Ten volumes of the Encyclopedia Judaica were published in German and two in Hebrew before the regime of Adolph Hitler halted the undertaking and forced Goldmann to flee to Switzerland. Following World War II, which Goldmann spent in America, he resumed his project and expanded it to include an English-language edition. The 15-volume work has been described as “the most important Jewish publishing event of the 20th century.”
Following Goldmann’s forced exile from Germany, he repeatedly tried to warn the world of Hitler’s true intentions. As port of that effort, Goldmann and Rabbi Stephen Wise founded the World Jewish Congress, a body designed to coordinate the struggle to secure Jewish rights throughout the world.

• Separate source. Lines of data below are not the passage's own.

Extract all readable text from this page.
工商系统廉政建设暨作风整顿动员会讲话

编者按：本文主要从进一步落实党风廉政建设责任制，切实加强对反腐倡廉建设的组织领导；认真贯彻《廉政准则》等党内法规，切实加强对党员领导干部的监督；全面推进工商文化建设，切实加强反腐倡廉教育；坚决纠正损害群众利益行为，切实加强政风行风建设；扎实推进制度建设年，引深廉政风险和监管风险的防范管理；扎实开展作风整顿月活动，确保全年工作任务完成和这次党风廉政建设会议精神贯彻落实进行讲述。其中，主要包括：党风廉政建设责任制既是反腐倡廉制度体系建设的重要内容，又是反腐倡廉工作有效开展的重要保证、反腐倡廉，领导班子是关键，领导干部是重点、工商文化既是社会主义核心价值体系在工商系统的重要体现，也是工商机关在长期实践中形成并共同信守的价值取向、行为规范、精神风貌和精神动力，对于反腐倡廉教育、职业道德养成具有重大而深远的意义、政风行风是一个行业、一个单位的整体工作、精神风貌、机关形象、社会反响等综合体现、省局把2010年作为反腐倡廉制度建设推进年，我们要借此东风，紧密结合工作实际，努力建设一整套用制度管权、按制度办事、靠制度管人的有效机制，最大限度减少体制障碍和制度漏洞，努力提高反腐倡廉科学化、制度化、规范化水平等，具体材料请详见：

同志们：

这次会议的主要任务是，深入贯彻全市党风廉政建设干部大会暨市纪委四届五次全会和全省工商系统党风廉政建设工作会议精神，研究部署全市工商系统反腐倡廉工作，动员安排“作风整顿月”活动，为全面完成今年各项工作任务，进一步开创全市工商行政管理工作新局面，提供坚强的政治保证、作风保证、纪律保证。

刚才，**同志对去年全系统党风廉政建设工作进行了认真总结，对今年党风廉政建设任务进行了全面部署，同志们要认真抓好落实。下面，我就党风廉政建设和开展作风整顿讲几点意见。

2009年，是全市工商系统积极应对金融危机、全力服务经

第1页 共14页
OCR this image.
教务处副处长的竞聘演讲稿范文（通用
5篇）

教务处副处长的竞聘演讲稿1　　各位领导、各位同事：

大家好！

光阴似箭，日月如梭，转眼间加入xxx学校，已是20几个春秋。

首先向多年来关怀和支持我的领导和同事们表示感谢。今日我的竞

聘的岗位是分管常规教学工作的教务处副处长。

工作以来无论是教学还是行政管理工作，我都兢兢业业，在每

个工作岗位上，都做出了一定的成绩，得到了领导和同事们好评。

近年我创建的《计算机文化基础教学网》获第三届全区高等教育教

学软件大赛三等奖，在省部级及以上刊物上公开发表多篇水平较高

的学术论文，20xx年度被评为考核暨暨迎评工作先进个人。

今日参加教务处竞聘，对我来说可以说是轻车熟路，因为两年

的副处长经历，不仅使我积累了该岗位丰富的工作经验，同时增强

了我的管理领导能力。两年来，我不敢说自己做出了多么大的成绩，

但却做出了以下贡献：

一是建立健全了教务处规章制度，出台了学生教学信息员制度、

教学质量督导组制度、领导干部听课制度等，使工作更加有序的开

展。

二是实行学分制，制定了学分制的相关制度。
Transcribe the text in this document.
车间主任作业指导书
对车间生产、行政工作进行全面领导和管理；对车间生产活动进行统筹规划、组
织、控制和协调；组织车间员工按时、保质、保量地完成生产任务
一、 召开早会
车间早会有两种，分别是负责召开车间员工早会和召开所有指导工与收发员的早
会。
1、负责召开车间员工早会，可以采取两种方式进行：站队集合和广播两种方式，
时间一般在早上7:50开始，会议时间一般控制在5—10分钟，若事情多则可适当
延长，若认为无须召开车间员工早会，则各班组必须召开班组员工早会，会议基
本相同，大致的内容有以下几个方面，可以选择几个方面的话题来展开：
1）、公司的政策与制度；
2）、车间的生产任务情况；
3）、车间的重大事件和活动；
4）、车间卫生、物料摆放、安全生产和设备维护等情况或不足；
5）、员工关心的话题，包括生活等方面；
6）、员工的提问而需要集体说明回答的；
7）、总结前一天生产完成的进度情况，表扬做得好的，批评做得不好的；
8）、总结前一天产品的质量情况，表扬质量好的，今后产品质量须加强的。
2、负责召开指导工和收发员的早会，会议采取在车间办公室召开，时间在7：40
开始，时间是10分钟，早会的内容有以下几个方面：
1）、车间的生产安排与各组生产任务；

Goldmann will not be given a state funeral and, according to his will, there will be no eulogies. However, President Yitzhak Navon will probably attend the funeral, but it is not yet known whether Begin will interrupt his vacation in Nahariya to attend.
MEMORIAL MEETING IN NEW YORK
A memorial meeting for Goldmann will be held in New York at the Grand Hyatt Hotel on Thursday at 2 p.m. The meeting is jointly sponsored by the World Zionist Organization – American Section and the World Jewish Congress.